There is nothing like a mysterious shipwreck to bring out the Huckleberry Fin in us. After eight days waiting for our football shaped feet to normalise we were ready to find out what that large rusty hunk of metal protruding from the water was. Some said it was a Japanese cargo ship sunk by Australian bombers (romantic version) Others said it was an Australian cargo ship scuttled at the end of the war (more likely version). We still don’t know, but by all accounts, it sank around WW2 and was called something like the Mascoota. We had a couple of easy dives with no current. The bow lay in 10m, the stern in 24m, and it was about 50-60m long. Despite the modest visibility, we enjoyed finding plenty of macro life amongst the corals.
Kana Kopi–SE entrance to Milne Bay
We left Wagawaga and glided across a perfectly flat blue sea accompanied by 20 leaping dolphins; majestic mountains peered at us from the shoreline, it felt surreal. It was surreal!
Sixteen nautical miles on we parked inside the well-protected bay of Kana Kopi. Levi Gorto ( ph +675 71680084) owns the island of Saraoni which lies at the entrance; he spoke perfect English. He sells Zoom (two stroke fuel) to passing banana boats and offers a range of services at modest prices to yachts that may pass his way: guided walks, diving and fishing trips, and a security service for those who may want to leave their vessels here and take his water taxi service to Alotau. A most likeable entrepreneur.
At the end of the bay were the remnants of a small WW2 US base and a couple of small boat wrecks.
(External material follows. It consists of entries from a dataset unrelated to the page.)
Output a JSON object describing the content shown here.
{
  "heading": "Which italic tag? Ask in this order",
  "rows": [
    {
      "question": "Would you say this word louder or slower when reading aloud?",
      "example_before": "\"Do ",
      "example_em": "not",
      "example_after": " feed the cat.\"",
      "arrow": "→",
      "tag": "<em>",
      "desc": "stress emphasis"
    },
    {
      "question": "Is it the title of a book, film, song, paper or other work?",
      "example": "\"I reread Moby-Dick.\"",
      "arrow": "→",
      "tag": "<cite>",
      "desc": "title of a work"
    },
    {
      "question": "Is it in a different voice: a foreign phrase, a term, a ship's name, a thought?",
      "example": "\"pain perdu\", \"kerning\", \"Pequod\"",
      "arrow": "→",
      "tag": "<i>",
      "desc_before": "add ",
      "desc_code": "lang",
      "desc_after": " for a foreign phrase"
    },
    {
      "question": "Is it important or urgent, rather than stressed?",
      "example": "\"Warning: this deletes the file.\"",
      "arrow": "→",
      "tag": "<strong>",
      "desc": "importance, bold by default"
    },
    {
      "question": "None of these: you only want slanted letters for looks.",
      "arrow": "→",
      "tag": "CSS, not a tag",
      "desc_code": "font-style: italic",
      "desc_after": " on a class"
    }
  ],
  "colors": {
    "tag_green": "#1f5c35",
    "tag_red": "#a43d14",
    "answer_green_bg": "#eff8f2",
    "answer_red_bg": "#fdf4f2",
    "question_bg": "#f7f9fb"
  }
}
We snorkelled the clear water around mangrove roots, over seagrass and looked for critters among black pebbles.
A pleasant stopover. Next day, we departed Milne Bay proper and headed north to the world-famous dive resort of Tawali. More on the spectacular diving experiences we had there next post.
To see a five-minute video of our time at Wagawaga click here
To see more pictures of around Milne Bay click here
Lest we forget.
Between 25 August — 7 September 1942 well over 1000 Australian and Japanese soldiers were killed in the Battle of Milne Bay. It was a turning point in the Battle of the Pacific WW2.